As I just said, the middle model appears to do best in terms of correctly predicting a winner. So I’ll keep it around and list its predictions as I track the money line this upcoming season. The last thing to check on is the total points prediction for the over/under. Again, I don’t have any data there, so the best thing I could think to do is correlate the predicted and the actual total points scored. The middle model does best there as well, but while the correlation is significant it is kind of small. The kitchen sink model does second best, so I’ll track that as well.

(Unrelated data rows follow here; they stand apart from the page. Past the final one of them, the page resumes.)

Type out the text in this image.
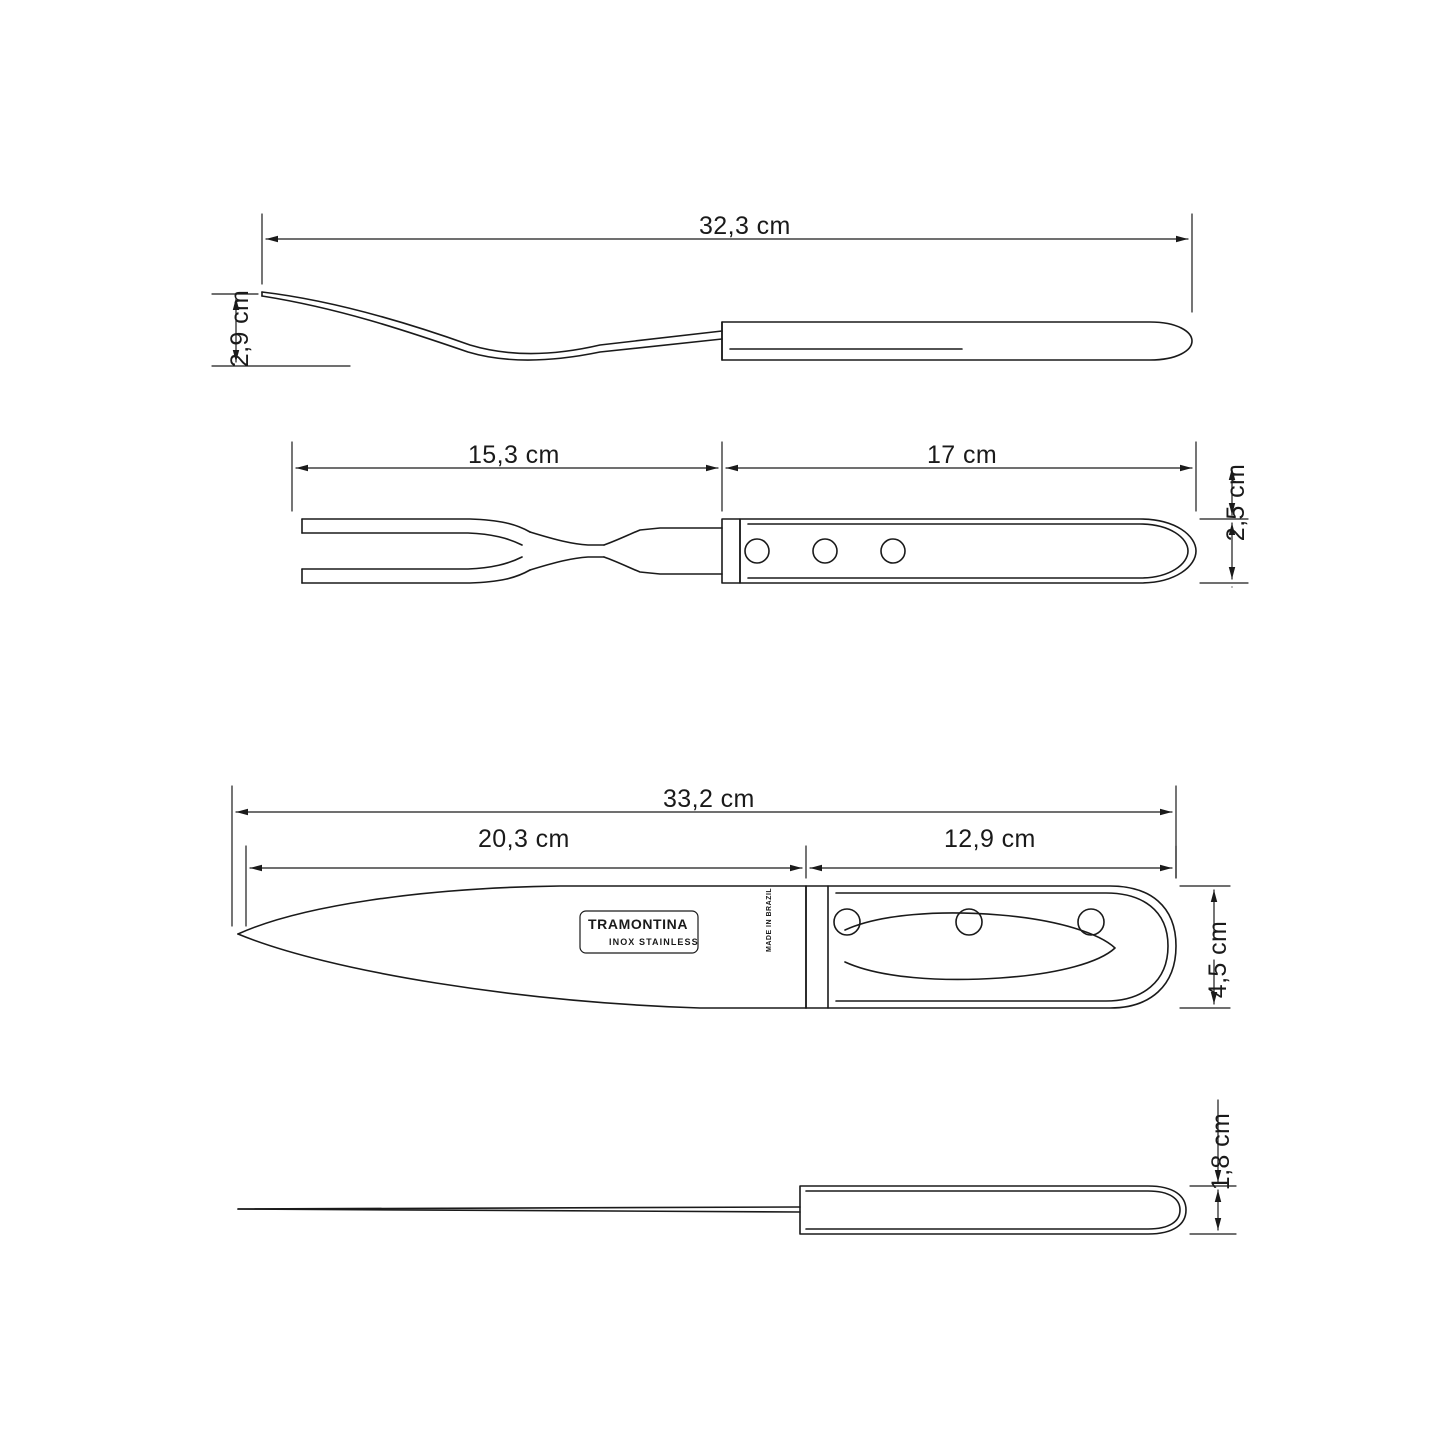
32,3 cm
2,9 cm
15,3 cm	17 cm
2,5 cm
33,2 cm
20,3 cm	12,9 cm
4,5 cm
1,8 cm
TRAMONTINA
INOX STAINLESS	MADE IN BRAZIL
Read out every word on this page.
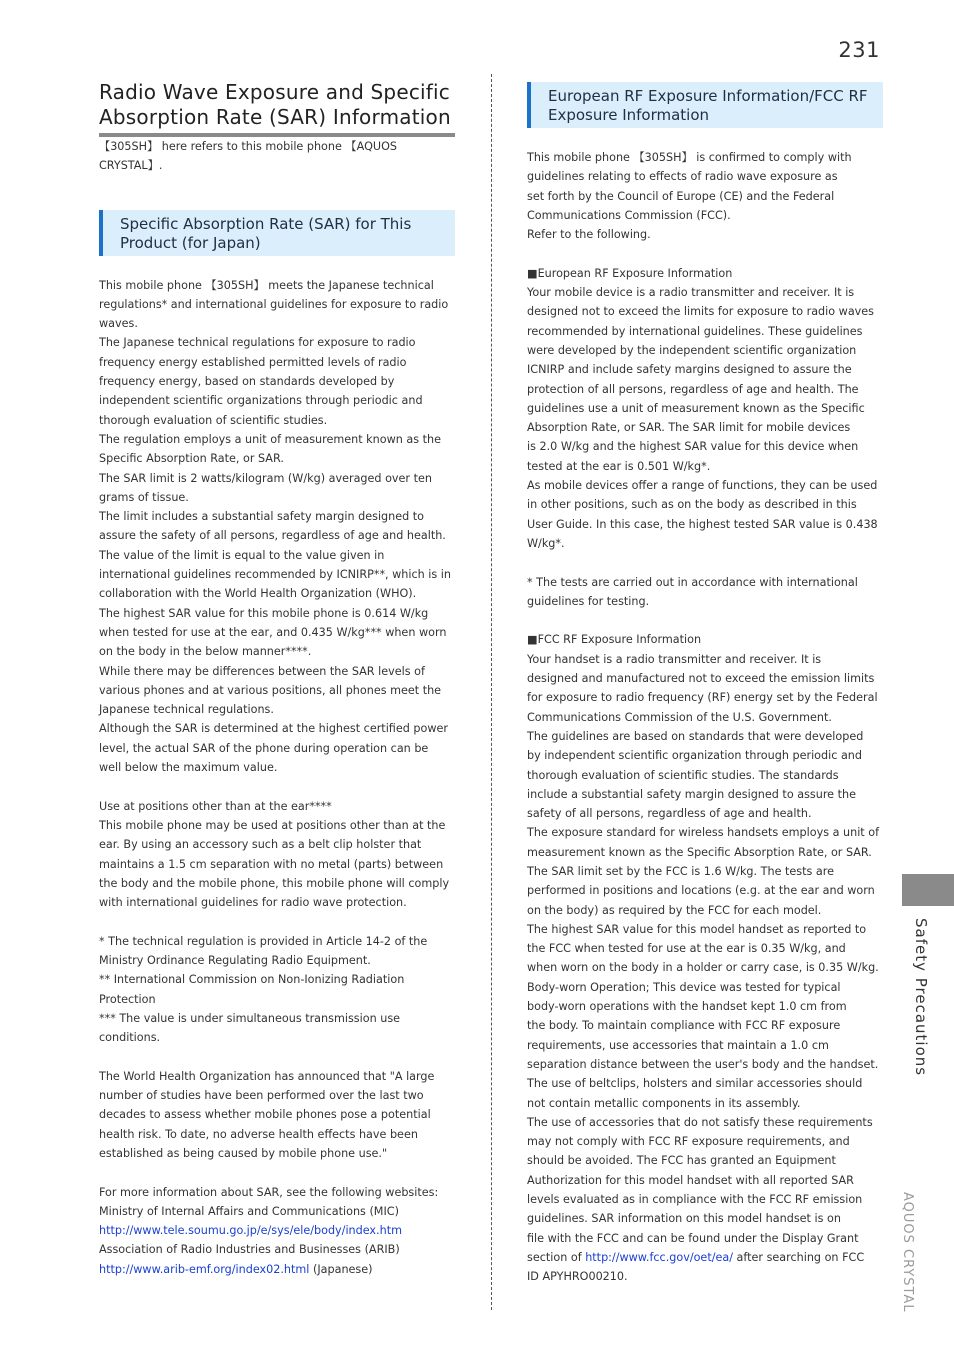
231
Radio Wave Exposure and Specific Absorption Rate (SAR) Information

【305SH】 here refers to this mobile phone 【AQUOS
CRYSTAL】.

Specific Absorption Rate (SAR) for This Product (for Japan)
This mobile phone 【305SH】 meets the Japanese technical
regulations* and international guidelines for exposure to radio
waves.
The Japanese technical regulations for exposure to radio
frequency energy established permitted levels of radio
frequency energy, based on standards developed by
independent scientific organizations through periodic and
thorough evaluation of scientific studies.
The regulation employs a unit of measurement known as the
Specific Absorption Rate, or SAR.
The SAR limit is 2 watts/kilogram (W/kg) averaged over ten
grams of tissue.
The limit includes a substantial safety margin designed to
assure the safety of all persons, regardless of age and health.
The value of the limit is equal to the value given in
international guidelines recommended by ICNIRP**, which is in
collaboration with the World Health Organization (WHO).
The highest SAR value for this mobile phone is 0.614 W/kg
when tested for use at the ear, and 0.435 W/kg*** when worn
on the body in the below manner****.
While there may be differences between the SAR levels of
various phones and at various positions, all phones meet the
Japanese technical regulations.
Although the SAR is determined at the highest certified power
level, the actual SAR of the phone during operation can be
well below the maximum value.

Use at positions other than at the ear****
This mobile phone may be used at positions other than at the
ear. By using an accessory such as a belt clip holster that
maintains a 1.5 cm separation with no metal (parts) between
the body and the mobile phone, this mobile phone will comply
with international guidelines for radio wave protection.

* The technical regulation is provided in Article 14-2 of the
Ministry Ordinance Regulating Radio Equipment.
** International Commission on Non-Ionizing Radiation
Protection
*** The value is under simultaneous transmission use
conditions.

The World Health Organization has announced that "A large
number of studies have been performed over the last two
decades to assess whether mobile phones pose a potential
health risk. To date, no adverse health effects have been
established as being caused by mobile phone use."

For more information about SAR, see the following websites:
Ministry of Internal Affairs and Communications (MIC)
http://www.tele.soumu.go.jp/e/sys/ele/body/index.htm
Association of Radio Industries and Businesses (ARIB)
http://www.arib-emf.org/index02.html (Japanese)
European RF Exposure Information/FCC RF Exposure Information
This mobile phone 【305SH】 is confirmed to comply with
guidelines relating to effects of radio wave exposure as
set forth by the Council of Europe (CE) and the Federal
Communications Commission (FCC).
Refer to the following.

■European RF Exposure Information
Your mobile device is a radio transmitter and receiver. It is
designed not to exceed the limits for exposure to radio waves
recommended by international guidelines. These guidelines
were developed by the independent scientific organization
ICNIRP and include safety margins designed to assure the
protection of all persons, regardless of age and health. The
guidelines use a unit of measurement known as the Specific
Absorption Rate, or SAR. The SAR limit for mobile devices
is 2.0 W/kg and the highest SAR value for this device when
tested at the ear is 0.501 W/kg*.
As mobile devices offer a range of functions, they can be used
in other positions, such as on the body as described in this
User Guide. In this case, the highest tested SAR value is 0.438
W/kg*.

* The tests are carried out in accordance with international
guidelines for testing.

■FCC RF Exposure Information
Your handset is a radio transmitter and receiver. It is
designed and manufactured not to exceed the emission limits
for exposure to radio frequency (RF) energy set by the Federal
Communications Commission of the U.S. Government.
The guidelines are based on standards that were developed
by independent scientific organization through periodic and
thorough evaluation of scientific studies. The standards
include a substantial safety margin designed to assure the
safety of all persons, regardless of age and health.
The exposure standard for wireless handsets employs a unit of
measurement known as the Specific Absorption Rate, or SAR.
The SAR limit set by the FCC is 1.6 W/kg. The tests are
performed in positions and locations (e.g. at the ear and worn
on the body) as required by the FCC for each model.
The highest SAR value for this model handset as reported to
the FCC when tested for use at the ear is 0.35 W/kg, and
when worn on the body in a holder or carry case, is 0.35 W/kg.
Body-worn Operation; This device was tested for typical
body-worn operations with the handset kept 1.0 cm from
the body. To maintain compliance with FCC RF exposure
requirements, use accessories that maintain a 1.0 cm
separation distance between the user's body and the handset.
The use of beltclips, holsters and similar accessories should
not contain metallic components in its assembly.
The use of accessories that do not satisfy these requirements
may not comply with FCC RF exposure requirements, and
should be avoided. The FCC has granted an Equipment
Authorization for this model handset with all reported SAR
levels evaluated as in compliance with the FCC RF emission
guidelines. SAR information on this model handset is on
file with the FCC and can be found under the Display Grant
section of http://www.fcc.gov/oet/ea/ after searching on FCC
ID APYHRO00210.
Safety Precautions
AQUOS CRYSTAL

If you’ve hung around this long, congratulations! The plan for the season will be to list my predictions for each game. Those predictions will be the winner (money line), point difference (spread), and total points scored (over/under) from both the kitchen sink and middle models. The sleek model never does best, so I’m going to ignore it for now unless it makes a miraculous turn-around this year. As I go through, I’ll talk more about my thoughts on bet sizing, which bets to take, and other things as I think of them. One important caveat, however: I have a hope, perhaps delusional, that some day, someone will want to pay me for my picks. For that reason, I’m not going to discuss my models in detail (outside of the predictions they make and their accuracy), and I’m going to post the predictions just after kickoff for the relevant games so as not to give the information away for free. On the plus side, I’m assuming most of you are in the U.S. but not Las Vegas, so it shouldn’t hurt you too much any way.